Objectives: The goal of this survey was to undertake a gap analysis by obtaining authorities’ and companies’ viewpoint on the implementation and adherence to the ICH Guidelines. The long-term objectives would be to establish a sustainable ICH-driven mechanism to assess Guidelines over time to inform ICH stakeholders on multiple areas as specified in the goals.

Method: An online questionnaire and definitions were developed by Centre for Innovation in Regulatory Science (CIRS) in collaboration with ICH and the ICH Implementation Subcommittee.

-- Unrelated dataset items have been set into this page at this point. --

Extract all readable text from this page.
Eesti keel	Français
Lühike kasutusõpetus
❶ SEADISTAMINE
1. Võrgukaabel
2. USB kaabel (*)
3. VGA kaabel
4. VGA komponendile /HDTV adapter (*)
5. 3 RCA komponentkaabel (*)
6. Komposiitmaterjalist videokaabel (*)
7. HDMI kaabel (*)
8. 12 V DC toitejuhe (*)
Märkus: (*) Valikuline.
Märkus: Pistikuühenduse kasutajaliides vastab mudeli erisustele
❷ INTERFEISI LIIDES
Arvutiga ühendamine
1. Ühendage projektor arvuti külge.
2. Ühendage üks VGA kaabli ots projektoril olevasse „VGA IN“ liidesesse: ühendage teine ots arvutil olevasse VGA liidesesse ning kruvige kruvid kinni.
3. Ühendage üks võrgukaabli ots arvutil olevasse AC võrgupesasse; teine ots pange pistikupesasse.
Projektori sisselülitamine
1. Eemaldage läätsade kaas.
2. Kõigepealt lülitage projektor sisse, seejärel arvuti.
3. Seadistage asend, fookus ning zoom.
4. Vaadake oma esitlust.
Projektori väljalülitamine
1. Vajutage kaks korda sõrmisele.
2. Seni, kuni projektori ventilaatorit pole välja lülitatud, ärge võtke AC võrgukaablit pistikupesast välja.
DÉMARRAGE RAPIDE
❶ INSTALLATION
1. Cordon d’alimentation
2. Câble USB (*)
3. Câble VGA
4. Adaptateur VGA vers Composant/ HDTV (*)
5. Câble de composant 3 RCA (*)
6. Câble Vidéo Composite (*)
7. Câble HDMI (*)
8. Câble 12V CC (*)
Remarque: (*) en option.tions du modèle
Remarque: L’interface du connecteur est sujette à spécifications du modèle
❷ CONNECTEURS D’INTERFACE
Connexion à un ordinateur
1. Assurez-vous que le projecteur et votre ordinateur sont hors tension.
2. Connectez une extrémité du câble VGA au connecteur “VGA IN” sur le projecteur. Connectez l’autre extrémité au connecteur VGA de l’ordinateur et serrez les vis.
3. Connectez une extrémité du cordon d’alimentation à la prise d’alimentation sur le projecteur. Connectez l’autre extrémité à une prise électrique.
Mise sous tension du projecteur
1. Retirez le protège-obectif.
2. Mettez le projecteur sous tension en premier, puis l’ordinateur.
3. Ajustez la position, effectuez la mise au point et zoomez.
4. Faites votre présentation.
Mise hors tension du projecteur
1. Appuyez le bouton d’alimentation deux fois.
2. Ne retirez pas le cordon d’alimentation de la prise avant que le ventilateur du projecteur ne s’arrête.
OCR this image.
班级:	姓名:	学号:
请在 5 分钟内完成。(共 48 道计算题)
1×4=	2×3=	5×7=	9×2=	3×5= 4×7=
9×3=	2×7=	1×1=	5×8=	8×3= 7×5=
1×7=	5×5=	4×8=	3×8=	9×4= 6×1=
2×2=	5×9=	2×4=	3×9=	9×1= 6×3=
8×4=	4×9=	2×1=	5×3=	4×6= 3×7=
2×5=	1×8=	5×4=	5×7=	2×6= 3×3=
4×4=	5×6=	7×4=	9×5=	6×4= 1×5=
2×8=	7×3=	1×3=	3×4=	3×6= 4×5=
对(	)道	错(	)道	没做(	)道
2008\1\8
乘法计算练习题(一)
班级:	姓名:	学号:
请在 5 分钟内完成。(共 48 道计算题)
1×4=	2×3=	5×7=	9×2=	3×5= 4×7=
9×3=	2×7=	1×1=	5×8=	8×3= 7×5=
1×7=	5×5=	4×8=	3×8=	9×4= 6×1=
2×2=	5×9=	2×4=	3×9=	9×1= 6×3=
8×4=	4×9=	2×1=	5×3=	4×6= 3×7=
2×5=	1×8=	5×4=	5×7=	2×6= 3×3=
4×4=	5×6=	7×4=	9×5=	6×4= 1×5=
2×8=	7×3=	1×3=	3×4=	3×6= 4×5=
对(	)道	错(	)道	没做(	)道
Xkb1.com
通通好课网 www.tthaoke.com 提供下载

The questionnaire was completed by companies (assessing all the participating authorities) and by authorities (assessing themselves only) in order to undertake a gap analysis.

Results: In general, there was strong evidence of adequate implementation and adherence to the Guidelines.

  • ICH Guideline implementation status: implementation of Guidelines based on self-declaration from the authorities was highest across Founding/Standing Regulatory Members, followed by Regulatory Members and Observers. Company perception of implementation status was generally aligned with agency perception, but some differences were noted – e.g. E2B and M8.
  • Adequacy of ICH Guideline implementation (based on modifications): In general, authorities declared that Guidelines were mostly implemented without modifications (=adequate implementation), though some Guidelines had more amendments e.g. Q1, Q7, E2D. Where there were modifications, all the authorities felt that these were objectively justified (=adequate implementation) and in general, company perception and authority self-declaration were aligned.
  • Adherence to ICH Guidelines: Where implementation was confirmed, all the authorities felt that they were adhering to the Guidelines i.e. adequately applying them in day-to-day practice. In general, company perception and authority self-declaration were aligned or too early to assess based on limited experience e.g. E17.

Conclusion: Phase 2a of the study demonstrated that a comprehensive perception survey could be undertaken, where the response rate was excellent indicating strong interest in this initiative. Responses, supported by evidence-based rationale, identified general agreement between agencies and companies, but with some divergences. These differences were largely supported by justifications and specific examples, whereas gaps and divergences could be used to support training and capacity building efforts across agencies and companies. It should be noted that there are some limitations to the data and that there is a possibility that companies may have misrepresented the status of implementation of a guideline in a region based on either a misunderstanding of the survey question or limited experience with the Agency. For example, some companies indicated that a guideline was not adhered to in instances where modifications were anticipated and well justified e.g. translation requirements. Therefore, while it may be possible to use the results to support decisions related to ICH membership applications, the transparent communication of Guideline implementation status as well as future revisions of ICH Guidelines, careful consideration should be given as to the appropriate use of the survey results and also whether the results can be verified.